Todd's Welfare Society
- Founder: Kiran Maheen
- Purpose: Animal rescue and welfare
- Location: Lahore, Pakistan;
- Board of directors: Kiran Maheen, Romana Bhatti, Maira Hussain, Umer Rajpoot, Abid Hussain

= Todd's Welfare Society =

Todd's Welfare Society (TWS) is an animal rescue and animal welfare nonprofit organization established in 2016 that protected injured and abandoned animals in Lahore, Pakistan. TWS provides shelter, medical assistance, rehabilitation and homes for animals.
== History ==

Todd's Welfare Society was started on 6 March 2016 after an incident in which a dog, later named Joanne, was shot multiple times in the face by security guards of the Model Town Society in Lahore on 5 March 2016. Joanne's killing led to Kiran Maheen forming TWS the next day.
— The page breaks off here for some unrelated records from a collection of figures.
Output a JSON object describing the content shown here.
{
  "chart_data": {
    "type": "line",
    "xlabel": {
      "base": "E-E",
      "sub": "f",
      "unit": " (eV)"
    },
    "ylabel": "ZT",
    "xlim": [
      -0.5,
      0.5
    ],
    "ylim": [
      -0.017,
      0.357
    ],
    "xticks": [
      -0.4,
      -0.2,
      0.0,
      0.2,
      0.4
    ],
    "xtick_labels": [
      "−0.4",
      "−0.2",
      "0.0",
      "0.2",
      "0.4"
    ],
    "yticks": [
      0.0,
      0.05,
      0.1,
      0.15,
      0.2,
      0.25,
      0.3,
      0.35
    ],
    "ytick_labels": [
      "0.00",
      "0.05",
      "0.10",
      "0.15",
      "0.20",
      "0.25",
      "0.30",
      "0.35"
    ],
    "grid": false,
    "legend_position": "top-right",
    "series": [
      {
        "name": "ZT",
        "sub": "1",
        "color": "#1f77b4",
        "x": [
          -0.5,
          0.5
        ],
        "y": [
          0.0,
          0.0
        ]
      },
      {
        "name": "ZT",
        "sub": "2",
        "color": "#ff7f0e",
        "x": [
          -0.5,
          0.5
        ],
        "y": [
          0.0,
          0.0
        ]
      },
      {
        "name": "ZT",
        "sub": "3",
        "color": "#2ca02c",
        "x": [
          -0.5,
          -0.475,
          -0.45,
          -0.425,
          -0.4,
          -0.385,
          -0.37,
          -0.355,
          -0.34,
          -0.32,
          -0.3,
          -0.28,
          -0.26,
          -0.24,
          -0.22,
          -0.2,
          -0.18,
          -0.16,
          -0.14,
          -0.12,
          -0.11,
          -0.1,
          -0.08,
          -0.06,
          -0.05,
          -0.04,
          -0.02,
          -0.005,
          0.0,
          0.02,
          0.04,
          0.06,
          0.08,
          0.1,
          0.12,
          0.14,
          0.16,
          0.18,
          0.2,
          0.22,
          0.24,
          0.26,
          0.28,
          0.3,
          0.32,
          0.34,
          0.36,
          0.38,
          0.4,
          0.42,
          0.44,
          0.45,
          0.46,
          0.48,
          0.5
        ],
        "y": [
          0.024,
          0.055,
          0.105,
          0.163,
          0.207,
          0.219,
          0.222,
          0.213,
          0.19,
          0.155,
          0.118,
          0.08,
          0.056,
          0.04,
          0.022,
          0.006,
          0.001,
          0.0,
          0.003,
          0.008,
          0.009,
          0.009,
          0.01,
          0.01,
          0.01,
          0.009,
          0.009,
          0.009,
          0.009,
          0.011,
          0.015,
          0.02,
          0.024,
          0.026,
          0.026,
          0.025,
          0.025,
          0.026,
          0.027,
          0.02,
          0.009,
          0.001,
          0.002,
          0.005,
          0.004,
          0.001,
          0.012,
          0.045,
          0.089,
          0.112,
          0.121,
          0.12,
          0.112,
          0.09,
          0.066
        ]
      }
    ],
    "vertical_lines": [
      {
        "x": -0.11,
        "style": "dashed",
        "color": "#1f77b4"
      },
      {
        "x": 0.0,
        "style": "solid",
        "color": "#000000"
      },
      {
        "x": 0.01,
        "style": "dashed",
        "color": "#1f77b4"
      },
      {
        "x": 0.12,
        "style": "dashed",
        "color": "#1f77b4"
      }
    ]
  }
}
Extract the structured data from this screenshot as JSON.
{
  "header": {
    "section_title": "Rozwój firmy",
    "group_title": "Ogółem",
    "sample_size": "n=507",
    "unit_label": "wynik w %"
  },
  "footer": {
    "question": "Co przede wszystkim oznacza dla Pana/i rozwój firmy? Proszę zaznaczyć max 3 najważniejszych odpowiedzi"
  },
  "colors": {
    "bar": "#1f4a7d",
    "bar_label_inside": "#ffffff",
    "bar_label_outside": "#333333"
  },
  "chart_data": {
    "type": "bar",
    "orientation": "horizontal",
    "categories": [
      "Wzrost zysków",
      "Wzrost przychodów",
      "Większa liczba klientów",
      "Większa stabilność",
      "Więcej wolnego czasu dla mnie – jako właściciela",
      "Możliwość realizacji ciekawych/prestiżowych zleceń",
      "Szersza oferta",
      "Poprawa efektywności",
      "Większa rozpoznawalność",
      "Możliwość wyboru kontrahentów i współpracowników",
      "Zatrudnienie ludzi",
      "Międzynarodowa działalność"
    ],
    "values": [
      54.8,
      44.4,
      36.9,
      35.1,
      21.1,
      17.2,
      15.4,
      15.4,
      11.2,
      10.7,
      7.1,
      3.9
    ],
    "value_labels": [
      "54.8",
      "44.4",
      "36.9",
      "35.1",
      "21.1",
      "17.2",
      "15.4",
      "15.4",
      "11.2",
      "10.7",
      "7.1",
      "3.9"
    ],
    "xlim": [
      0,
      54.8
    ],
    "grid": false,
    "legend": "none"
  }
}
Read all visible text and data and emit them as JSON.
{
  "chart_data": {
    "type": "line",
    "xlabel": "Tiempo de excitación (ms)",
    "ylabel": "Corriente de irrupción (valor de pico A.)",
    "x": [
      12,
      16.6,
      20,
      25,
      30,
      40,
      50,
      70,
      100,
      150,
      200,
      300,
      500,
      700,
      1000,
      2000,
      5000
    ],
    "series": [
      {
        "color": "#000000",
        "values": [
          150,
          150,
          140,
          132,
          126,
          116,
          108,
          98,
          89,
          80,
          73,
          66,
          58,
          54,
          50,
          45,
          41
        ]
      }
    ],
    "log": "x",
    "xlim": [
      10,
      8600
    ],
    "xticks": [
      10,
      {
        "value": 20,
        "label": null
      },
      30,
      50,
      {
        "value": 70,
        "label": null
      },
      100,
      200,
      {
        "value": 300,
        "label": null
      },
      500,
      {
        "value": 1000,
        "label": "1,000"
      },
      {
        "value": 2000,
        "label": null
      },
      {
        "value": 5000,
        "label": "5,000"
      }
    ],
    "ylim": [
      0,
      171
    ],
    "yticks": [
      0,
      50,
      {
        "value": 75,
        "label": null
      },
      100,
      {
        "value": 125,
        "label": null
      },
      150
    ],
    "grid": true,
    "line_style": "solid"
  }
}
TWS was named in memory of Kiran Maheen's pet dog, Todd, who was stolen outside her home in April 2010 and never found.

=== Work ===
Todd's Welfare Society has over 15 permanent members, more than 30 volunteers, and a volunteer program with different schools. Kiran Maheen has been invited to different events, such as TEDx Sialkot and TEDx Lahore, to talk about her work.

Apart from having a foster home in Cavalry, they have also rented new premises for another foster home in Burki, and have acquired land to start construction of their shelter.